The Verdict and the Trap
So which of those descriptions best describes you? Whichever of them you identify most with, be careful not to fall into the trap that these quizzes always create for us.
Human nature is such that when faced with a ‘which of these am I’ we love to pigeon-hole ourselves. Just ask someone what their Belbin or Myers-Briggs profile is and sit back for half-an-hour of self analysis.
But all of that misses the point. The universal truth of these kinds of tools is that the point is not to understand “which one I am”. It is to understand the strengths and the weaknesses which that implies, and to do something with that knowledge. Be extra attentive to those topics which you might be in danger of ignoring. Surround yourself with people with complementary skills, not people just like you.
And that is never more true than with these financial statement archetypes. I know several CEOs (particularly those who have grown up through the CFO route) who could do with channelling a bit more “P&L” in their leadership and equally several who have grown up through the commercial channel who would do well to find their inner “Balance Sheet”.
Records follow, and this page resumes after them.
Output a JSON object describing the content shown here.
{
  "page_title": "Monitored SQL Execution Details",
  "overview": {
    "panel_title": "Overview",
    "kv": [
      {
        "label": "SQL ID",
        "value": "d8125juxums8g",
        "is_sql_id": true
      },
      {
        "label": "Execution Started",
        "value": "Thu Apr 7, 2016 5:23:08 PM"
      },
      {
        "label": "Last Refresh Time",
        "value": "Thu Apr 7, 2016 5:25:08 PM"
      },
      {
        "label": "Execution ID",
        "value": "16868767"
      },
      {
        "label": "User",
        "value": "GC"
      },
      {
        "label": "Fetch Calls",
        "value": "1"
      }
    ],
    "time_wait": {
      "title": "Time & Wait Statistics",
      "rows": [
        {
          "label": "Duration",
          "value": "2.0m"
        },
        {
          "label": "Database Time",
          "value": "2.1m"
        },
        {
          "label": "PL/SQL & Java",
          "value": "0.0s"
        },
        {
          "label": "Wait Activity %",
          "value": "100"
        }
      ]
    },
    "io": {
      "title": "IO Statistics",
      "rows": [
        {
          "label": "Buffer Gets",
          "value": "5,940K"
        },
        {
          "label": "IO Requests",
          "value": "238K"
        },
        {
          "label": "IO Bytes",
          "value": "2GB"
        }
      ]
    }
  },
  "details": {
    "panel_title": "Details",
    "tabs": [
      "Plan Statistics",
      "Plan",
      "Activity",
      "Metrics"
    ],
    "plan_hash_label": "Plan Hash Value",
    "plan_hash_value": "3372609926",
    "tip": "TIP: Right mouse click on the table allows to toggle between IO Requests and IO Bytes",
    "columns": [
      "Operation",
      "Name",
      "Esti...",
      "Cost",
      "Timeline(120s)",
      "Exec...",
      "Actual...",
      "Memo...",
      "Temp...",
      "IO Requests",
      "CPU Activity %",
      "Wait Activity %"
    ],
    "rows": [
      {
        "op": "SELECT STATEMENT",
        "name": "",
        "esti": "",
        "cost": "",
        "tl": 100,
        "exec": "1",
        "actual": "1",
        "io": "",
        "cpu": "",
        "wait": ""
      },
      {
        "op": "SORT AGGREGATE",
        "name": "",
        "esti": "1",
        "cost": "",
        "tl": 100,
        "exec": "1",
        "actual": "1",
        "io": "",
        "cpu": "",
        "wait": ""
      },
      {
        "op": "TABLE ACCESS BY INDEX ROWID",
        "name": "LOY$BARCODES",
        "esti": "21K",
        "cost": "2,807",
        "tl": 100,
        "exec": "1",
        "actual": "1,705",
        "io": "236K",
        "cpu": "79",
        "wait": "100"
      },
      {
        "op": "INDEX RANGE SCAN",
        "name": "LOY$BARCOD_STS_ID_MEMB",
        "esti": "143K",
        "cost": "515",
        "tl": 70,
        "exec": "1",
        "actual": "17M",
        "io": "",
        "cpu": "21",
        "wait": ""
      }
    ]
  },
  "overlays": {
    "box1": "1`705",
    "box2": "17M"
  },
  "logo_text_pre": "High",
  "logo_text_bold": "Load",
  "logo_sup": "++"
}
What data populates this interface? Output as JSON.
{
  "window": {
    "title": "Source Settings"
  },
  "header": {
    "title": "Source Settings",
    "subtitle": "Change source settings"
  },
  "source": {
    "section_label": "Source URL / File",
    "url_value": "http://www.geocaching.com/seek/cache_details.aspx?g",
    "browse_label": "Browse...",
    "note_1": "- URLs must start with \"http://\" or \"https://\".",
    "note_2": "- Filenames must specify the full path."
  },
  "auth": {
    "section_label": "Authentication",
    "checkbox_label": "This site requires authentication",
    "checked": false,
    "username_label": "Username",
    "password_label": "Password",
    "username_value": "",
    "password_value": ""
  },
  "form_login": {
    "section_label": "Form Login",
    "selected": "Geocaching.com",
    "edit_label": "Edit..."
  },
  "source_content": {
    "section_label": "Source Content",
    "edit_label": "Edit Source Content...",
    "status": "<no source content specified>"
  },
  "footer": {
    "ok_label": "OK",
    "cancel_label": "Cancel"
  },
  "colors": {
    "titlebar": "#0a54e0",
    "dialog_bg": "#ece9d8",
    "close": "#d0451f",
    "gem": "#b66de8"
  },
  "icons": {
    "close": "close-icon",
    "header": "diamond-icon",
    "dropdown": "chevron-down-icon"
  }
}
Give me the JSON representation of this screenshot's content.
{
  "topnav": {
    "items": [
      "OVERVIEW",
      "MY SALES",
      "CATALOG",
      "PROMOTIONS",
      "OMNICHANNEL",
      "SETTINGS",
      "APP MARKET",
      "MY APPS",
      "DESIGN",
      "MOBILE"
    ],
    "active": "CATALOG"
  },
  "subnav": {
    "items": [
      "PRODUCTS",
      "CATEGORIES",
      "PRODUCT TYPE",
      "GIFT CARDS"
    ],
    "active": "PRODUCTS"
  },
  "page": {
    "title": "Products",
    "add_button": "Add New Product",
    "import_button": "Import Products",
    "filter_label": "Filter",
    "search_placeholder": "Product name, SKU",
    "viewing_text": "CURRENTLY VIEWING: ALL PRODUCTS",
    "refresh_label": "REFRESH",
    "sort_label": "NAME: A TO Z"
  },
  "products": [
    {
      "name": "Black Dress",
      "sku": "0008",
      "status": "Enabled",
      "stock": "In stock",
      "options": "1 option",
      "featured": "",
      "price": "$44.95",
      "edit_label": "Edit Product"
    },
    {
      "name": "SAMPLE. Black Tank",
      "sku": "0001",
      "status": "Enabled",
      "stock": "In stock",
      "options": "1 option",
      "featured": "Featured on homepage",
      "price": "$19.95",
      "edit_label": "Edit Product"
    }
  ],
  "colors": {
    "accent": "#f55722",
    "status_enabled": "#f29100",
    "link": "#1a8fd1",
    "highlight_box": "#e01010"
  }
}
The reality is that running a business today, especially in these choppy economic times, requires all of the skills I’ve described here. You probably won’t ever become someone who can do all of that yourself - but you can certainly build, and appreciate, a team that can.
P.S. - A note for the contrarians
Even as I write this, I can imagine someone out there going “what about the Statement of Changes in Equity”. If that’s you, the reason I’ve ignored it is because I’m old, and date back to the days when there were only three financial statements and I’m not changing now!
And if you are that much of a nerd, I can go one better - as a young management consultant I was always taught that the really interesting stuff in any set of accounts is the detail in the accompanying notes - so let’s all be Notes to the Accounts leaders instead!